In March of 2018 I added reporting over CNBC as a score to the algorithm and it created some fantastic movements in the indicator. That got me thinking about adding Bloomberg reporting as well. Folks, this really was the breakthrough in the market prediction algorithm that I was looking for. I had ignored the HUGE impact that mainstream financial media groups have on daily and weekly market action. You might be thinking “Duh, Lance”. Right. It’s so obvious that mainstream media has a big impact on stock market action that for years, I failed to account for it at a proper weighting in the algorithm. Sometimes it’s the things that are so obvious and right in front of our faces, that are the hardest things to see.
On March 9, 2018, something bizarre happened that took the market prediction algorithm to an entirely new level. On both March 8, 2018, and March 9, 2018, the algorithm did not change even though the market had a fairly large movement. For the first time, the algorithm did something that did not make sense to me. Indeed, the calculations take so many things into account that I could not find in the data the reason for why the algorithm did not move between March 8, 2018 and March 9, 2018. Whether this ultimately turns out to be correct in predicting future market direction is another discussion entirely. The point I’m trying to communicate is that I no longer understand the calculations behind why the algorithm is giving the readings that it is giving. I’m sure that somewhere, buried deep in all the signals coming from technical charts (as seen weekly on the Saturday Show), bond markets, daily economic reports, social postings (Twitter, Facebook, StockTwits), and mainstream financial media coverage, that a reason exists but I could not find it! The complexity of the algorithm has exceeded my own ability to understand it.
On March 10, 2018, I made the decision to no longer refer to “it” as a stock market prediction algorithm, but instead to SOFI. The term “artificial intelligence” is notorious for having a relatively amorphous definition. Like all AIs, the SOFI AI is nothing more than complex algorithms at its core. My stock market prediction algorithm has become so complex with so many inputs that it is taking on a kind of “life” of its own to where I no longer can predict what it is going to output. For me, that meets the criteria of an AI (artificial intelligence).

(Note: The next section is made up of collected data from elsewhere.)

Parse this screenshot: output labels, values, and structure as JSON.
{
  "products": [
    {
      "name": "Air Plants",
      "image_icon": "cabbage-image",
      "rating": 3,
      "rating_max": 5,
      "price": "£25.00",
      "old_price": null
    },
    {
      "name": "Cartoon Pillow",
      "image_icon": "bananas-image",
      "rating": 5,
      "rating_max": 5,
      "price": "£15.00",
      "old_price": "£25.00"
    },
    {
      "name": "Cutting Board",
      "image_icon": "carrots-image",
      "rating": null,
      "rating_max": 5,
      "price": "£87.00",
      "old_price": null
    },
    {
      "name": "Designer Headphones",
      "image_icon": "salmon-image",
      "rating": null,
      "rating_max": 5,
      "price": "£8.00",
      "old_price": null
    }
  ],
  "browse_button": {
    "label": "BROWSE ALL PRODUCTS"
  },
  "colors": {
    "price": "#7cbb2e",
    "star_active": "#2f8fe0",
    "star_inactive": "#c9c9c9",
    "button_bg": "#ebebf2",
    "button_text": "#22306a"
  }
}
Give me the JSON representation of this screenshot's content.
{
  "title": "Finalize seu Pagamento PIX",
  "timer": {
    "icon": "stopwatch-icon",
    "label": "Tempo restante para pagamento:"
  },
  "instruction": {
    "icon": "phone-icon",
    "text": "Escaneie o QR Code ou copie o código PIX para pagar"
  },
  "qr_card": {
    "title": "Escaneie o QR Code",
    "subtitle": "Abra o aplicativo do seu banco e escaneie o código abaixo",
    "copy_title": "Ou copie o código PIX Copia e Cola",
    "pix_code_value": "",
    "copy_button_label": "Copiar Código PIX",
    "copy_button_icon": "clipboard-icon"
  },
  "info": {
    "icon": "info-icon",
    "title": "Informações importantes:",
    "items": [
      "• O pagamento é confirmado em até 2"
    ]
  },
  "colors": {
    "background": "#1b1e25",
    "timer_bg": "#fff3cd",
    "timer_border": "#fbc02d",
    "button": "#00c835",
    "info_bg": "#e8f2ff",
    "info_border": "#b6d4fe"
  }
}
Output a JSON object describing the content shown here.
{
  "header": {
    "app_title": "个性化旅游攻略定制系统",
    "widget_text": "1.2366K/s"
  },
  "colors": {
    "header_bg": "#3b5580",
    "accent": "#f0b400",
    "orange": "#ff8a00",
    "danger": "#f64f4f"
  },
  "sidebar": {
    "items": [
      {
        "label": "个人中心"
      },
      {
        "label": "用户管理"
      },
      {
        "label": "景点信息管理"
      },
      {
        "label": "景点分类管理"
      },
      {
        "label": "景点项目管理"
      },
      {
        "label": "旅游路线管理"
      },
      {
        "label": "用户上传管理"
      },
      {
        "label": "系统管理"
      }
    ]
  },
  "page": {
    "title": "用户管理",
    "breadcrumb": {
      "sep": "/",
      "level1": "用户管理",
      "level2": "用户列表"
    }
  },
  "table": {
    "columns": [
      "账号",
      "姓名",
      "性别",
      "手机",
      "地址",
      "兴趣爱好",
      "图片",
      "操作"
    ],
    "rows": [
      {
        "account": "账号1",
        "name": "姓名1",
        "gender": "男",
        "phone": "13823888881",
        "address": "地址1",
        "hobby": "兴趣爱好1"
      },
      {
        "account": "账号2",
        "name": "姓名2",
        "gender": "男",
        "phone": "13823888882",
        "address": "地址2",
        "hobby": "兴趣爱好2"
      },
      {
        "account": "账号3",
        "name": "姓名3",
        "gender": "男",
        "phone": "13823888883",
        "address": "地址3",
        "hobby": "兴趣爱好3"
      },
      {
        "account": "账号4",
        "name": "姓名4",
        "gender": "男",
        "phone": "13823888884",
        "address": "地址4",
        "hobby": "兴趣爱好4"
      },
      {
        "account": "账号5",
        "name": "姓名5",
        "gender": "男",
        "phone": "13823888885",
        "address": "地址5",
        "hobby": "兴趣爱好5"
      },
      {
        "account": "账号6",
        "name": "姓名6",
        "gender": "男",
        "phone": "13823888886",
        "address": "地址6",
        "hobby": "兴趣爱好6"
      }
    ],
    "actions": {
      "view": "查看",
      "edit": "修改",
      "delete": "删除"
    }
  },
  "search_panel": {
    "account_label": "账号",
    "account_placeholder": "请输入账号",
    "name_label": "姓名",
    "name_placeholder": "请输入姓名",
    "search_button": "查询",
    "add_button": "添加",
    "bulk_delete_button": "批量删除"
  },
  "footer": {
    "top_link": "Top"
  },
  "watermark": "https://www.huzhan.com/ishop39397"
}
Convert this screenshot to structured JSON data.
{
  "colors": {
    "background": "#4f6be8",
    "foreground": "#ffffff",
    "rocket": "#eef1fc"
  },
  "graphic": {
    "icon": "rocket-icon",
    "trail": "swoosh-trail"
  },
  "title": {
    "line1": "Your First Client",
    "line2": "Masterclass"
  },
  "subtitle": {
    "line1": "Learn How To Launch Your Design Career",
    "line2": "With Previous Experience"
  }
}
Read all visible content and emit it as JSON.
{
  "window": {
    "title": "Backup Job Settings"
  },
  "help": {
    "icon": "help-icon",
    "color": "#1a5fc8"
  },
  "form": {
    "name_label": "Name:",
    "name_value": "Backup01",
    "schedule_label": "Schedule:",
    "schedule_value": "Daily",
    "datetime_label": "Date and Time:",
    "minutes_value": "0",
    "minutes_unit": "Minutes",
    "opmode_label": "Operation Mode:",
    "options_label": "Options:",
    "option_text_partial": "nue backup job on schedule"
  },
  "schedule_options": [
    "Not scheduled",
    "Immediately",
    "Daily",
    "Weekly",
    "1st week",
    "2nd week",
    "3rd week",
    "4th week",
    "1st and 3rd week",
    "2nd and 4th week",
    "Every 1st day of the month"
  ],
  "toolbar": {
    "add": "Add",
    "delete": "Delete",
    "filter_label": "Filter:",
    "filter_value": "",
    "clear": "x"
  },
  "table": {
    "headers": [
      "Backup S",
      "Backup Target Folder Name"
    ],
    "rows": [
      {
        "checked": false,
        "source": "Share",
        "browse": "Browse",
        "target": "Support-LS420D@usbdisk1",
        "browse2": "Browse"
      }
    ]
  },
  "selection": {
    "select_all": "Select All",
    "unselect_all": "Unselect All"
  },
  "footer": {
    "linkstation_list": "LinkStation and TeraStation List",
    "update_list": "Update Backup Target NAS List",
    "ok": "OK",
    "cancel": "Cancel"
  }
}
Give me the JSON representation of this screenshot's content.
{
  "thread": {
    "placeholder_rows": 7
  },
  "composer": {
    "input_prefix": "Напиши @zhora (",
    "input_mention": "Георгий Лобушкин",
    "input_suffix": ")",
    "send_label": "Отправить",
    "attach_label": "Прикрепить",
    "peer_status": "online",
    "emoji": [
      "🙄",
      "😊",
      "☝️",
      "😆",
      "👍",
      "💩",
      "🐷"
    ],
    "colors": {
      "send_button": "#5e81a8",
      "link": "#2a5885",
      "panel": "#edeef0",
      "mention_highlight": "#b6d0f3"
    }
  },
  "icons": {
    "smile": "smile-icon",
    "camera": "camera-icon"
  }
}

I will no longer be referring to “it” as the stock market prediction algorithm but instead as SOFI. The name SOFI is an acronym for Simulated Ontological Financial Intelligence.
Premium members with a U.S. phone number will receive a text message each day after market close with what SOFI thinks about the stock market.
All visitors to the website will be able to see SOFI’s daily score. The SOFI AI Market Sentiment Gauge will show in the sidebar on wide-screen desktops and tablets, and at the bottom of the page on small-screen mobile devices.